— От Филина, добыча. Вот.

Человек выложил на стол ПМ, сноровисто обыскал меня, вытащил из карманов нож и кубик Рубика, вытряхнул содержимое рюкзака на дощатый стол и вышел.

В помещении были двое. Мужчина, с чёрной повязкой на глазу, сидел за столом в старом драном кресле-качалке и курил самосад. Рядом с ним, на ржавом велотренажёре, вращала педали какая-то девушка в длинном чёрном плаще и чёрном же обруче на голове. Белым мёртвым светом горела небольшая газовая лампа под потолком, шуршал генератор велосипеда и в углу негромко шелестел проигрыватель. Из колонки доносилась классическая музыка, едва перекрывая треск сгорающего воска.

Мужчина встал, подошёл к проигрывателю, выключил его.

— Свободна.

Девушка обернулась, и я увидел на её щеке татуировку в виде орла, сидевшего на дубовой ветви. Она вышла из комнаты, а мужчина подошёл ко мне, задрал рукава ОЗК и внимательно осмотрел запястья. После чего вернулся за стол и начал перекладывать мои вещи.

— Как звать.

— Меня?

— Как звать меня, я знаю. Тебя, тебя.

— Фёдор.

Одноглазый повертел в руках ПМ, вытащил обойму, перещёлкнул, выронив патрон. Затем повертел кубик Рубика, дозиметр и, открыв бутылку, выпил остатки воды.

— Меня звать Малер. Я здесь главный. Я вот не пойму, ты чей вообще?

— В смысле, чей?

— Знаков на тебе нет. Пояса нет. Ножен нет. Тавро — тоже нет. Кожа чистая, руки чистые. Ты из Альянса?

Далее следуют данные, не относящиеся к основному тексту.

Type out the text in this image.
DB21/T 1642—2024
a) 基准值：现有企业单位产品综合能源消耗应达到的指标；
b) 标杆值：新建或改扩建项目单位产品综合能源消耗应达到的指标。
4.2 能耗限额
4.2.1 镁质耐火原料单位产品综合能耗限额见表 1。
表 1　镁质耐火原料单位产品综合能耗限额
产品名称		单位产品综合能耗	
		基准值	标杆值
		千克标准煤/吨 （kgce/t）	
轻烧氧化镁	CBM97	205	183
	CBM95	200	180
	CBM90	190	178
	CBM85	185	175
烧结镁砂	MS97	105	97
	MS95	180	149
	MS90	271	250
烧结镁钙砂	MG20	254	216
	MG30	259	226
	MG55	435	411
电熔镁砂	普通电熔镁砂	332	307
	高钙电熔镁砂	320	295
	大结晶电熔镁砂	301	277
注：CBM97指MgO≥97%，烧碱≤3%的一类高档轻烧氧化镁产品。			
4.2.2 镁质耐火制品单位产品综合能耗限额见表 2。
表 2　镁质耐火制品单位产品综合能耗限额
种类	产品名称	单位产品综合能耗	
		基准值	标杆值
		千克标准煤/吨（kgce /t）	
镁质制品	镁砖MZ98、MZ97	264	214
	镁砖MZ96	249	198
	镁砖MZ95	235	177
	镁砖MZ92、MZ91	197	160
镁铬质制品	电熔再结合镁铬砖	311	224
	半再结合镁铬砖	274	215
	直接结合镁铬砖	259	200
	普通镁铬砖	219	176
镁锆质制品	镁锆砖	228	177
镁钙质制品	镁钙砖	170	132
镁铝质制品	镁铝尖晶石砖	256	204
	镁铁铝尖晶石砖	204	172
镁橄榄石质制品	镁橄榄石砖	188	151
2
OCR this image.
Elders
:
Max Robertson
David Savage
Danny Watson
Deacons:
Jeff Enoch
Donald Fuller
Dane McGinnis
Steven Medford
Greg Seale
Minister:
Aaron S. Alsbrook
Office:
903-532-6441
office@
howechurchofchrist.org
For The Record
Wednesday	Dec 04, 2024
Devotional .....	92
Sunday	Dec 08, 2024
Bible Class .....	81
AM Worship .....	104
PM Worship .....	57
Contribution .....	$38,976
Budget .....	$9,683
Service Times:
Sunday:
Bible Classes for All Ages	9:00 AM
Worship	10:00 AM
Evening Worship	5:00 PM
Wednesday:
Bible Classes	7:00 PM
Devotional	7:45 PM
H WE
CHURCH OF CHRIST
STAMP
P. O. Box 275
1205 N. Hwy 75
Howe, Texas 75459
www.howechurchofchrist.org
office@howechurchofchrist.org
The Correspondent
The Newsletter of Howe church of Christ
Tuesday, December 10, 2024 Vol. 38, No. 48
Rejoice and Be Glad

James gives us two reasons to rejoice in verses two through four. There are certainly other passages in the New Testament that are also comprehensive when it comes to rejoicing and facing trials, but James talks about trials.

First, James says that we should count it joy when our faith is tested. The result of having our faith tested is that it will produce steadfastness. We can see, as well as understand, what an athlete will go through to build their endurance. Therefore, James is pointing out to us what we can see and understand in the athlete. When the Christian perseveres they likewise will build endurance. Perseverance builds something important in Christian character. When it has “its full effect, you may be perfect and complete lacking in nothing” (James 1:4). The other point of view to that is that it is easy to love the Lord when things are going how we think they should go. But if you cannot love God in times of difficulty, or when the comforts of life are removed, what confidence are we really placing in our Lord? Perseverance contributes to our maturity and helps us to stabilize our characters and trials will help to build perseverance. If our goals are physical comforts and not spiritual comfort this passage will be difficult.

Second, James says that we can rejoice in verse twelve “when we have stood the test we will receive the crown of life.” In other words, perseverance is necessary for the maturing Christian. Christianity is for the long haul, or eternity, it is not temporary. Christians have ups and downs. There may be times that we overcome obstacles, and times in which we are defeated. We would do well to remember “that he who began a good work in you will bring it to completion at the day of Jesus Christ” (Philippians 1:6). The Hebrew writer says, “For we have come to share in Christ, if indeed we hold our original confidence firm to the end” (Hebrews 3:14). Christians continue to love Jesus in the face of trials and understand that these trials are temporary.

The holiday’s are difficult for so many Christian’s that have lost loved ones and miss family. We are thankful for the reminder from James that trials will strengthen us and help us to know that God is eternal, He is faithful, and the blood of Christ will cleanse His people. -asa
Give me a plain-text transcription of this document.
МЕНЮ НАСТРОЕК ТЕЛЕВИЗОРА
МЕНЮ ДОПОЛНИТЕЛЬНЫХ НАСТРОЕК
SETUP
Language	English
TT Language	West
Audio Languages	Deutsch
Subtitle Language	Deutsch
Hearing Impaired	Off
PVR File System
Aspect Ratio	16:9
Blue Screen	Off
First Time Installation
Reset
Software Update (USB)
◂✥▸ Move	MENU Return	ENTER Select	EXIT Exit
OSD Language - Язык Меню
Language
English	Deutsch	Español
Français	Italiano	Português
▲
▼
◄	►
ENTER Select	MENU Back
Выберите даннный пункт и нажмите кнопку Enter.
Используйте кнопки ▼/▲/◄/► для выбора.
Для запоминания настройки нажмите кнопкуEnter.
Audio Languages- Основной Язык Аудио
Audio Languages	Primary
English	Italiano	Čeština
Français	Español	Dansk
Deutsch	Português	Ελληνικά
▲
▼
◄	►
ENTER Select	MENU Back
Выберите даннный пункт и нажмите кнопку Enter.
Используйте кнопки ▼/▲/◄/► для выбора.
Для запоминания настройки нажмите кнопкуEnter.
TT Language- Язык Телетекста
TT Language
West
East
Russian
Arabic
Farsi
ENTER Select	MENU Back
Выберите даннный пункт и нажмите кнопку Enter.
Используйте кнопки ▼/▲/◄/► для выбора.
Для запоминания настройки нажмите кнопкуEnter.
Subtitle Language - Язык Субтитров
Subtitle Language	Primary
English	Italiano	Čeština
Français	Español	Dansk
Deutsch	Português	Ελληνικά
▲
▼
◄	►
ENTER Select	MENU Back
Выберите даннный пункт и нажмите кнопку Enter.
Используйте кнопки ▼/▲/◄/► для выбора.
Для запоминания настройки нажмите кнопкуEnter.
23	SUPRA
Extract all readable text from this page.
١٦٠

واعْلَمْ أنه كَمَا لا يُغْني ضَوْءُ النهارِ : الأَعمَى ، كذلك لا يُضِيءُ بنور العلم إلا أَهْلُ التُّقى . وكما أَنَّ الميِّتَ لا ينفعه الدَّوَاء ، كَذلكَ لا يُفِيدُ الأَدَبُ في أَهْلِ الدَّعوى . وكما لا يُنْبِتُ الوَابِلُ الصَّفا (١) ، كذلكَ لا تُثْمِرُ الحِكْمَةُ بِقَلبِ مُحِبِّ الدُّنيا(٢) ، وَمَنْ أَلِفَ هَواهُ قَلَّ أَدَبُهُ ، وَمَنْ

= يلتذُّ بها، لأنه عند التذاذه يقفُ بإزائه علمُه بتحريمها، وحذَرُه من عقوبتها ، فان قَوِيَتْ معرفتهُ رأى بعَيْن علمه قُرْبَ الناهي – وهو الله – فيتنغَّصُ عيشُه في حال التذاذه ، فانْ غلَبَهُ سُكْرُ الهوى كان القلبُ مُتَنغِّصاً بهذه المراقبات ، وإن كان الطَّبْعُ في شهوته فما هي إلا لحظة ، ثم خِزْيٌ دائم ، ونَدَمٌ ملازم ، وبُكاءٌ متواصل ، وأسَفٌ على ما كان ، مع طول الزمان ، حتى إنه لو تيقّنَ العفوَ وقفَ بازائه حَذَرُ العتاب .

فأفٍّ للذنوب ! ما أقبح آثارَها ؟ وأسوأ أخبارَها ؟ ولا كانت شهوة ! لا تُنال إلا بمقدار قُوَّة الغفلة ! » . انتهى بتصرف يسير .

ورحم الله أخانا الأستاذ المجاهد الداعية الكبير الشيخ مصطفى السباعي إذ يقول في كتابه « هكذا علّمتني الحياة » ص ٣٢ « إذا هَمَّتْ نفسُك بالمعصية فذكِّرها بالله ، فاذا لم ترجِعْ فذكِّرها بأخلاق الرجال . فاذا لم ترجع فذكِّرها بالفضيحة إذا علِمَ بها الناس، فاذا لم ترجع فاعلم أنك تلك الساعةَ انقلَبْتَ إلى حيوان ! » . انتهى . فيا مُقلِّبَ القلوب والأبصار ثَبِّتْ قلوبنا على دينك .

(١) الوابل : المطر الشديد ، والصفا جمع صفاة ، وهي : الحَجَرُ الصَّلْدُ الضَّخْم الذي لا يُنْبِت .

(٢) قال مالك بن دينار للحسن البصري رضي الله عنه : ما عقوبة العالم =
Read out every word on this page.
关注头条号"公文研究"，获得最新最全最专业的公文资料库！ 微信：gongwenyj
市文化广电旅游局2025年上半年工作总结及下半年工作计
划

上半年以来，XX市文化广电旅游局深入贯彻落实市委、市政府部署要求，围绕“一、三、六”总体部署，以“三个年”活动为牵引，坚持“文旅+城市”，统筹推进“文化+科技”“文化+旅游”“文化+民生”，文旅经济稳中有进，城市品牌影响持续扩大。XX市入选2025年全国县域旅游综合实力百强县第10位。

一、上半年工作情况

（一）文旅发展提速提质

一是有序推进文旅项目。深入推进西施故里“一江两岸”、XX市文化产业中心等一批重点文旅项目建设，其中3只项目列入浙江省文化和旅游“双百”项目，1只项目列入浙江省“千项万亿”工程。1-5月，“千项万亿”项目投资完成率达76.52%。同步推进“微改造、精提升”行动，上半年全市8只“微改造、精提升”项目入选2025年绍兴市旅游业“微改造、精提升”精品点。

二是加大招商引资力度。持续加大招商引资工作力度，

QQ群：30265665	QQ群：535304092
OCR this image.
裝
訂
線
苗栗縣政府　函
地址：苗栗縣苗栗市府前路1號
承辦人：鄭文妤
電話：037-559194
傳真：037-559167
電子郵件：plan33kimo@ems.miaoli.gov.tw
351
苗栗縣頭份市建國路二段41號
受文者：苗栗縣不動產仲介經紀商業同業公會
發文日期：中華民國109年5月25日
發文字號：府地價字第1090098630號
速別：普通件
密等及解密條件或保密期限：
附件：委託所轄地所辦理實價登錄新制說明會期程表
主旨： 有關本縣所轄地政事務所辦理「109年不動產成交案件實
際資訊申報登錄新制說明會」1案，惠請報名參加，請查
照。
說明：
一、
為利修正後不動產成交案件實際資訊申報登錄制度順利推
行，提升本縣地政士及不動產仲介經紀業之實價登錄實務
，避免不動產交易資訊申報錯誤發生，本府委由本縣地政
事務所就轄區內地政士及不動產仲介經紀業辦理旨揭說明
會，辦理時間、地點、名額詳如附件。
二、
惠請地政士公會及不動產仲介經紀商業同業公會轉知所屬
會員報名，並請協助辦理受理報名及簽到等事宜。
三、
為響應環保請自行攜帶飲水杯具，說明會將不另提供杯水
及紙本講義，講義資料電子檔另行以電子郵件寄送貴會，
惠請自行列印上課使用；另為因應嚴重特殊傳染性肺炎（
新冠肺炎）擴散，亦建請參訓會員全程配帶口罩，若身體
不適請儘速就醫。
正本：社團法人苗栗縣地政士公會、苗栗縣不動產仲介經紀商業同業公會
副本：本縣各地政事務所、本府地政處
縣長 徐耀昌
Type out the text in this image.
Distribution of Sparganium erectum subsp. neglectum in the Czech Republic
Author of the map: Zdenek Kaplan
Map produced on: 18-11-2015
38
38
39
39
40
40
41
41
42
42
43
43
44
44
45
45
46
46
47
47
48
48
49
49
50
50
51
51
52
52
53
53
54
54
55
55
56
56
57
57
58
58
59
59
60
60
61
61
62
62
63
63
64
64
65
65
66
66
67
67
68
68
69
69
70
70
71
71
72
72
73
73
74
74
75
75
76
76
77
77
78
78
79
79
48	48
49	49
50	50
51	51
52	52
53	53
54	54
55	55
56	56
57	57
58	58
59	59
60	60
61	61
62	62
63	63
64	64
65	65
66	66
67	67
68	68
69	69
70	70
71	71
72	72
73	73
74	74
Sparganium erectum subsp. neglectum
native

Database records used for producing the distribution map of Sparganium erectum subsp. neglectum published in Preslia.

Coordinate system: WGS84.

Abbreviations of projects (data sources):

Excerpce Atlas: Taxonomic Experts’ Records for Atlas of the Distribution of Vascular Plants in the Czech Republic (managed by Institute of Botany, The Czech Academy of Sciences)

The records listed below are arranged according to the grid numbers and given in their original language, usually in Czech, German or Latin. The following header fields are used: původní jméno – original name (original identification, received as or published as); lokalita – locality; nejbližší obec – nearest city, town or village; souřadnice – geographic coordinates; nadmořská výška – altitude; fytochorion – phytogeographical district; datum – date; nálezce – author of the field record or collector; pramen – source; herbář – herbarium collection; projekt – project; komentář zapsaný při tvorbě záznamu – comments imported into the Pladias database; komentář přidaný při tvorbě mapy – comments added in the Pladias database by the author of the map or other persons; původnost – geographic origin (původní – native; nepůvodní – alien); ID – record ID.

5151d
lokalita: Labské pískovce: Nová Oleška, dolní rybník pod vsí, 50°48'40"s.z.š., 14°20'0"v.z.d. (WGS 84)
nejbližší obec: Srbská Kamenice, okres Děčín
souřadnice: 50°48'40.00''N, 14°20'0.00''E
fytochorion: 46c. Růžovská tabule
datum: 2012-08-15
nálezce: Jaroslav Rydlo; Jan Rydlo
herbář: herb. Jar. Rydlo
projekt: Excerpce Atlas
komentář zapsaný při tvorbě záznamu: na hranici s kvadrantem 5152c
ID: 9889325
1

Он резко вскочил на ноги, выхватил нож с пояса и наклонился ко мне. Я инстинктивно схватил его за кисть, выкрутил руку, заставив одноглазого рухнуть на стол и зашипеть от боли. Сзади хлопнула дверь, я перелетел через стол и, прижав Малера к себе, приставил его нож к его же горлу:

— А ну, не двигаться!

В дверь ворвались трое — девушка в плаще, Филин и ещё один мужик, которого я раньше не видел.

— Спокойнее, спокойнее. Выйдите отсюда, — прохрипел одноглазый, пытаясь отодвинуться от лезвия.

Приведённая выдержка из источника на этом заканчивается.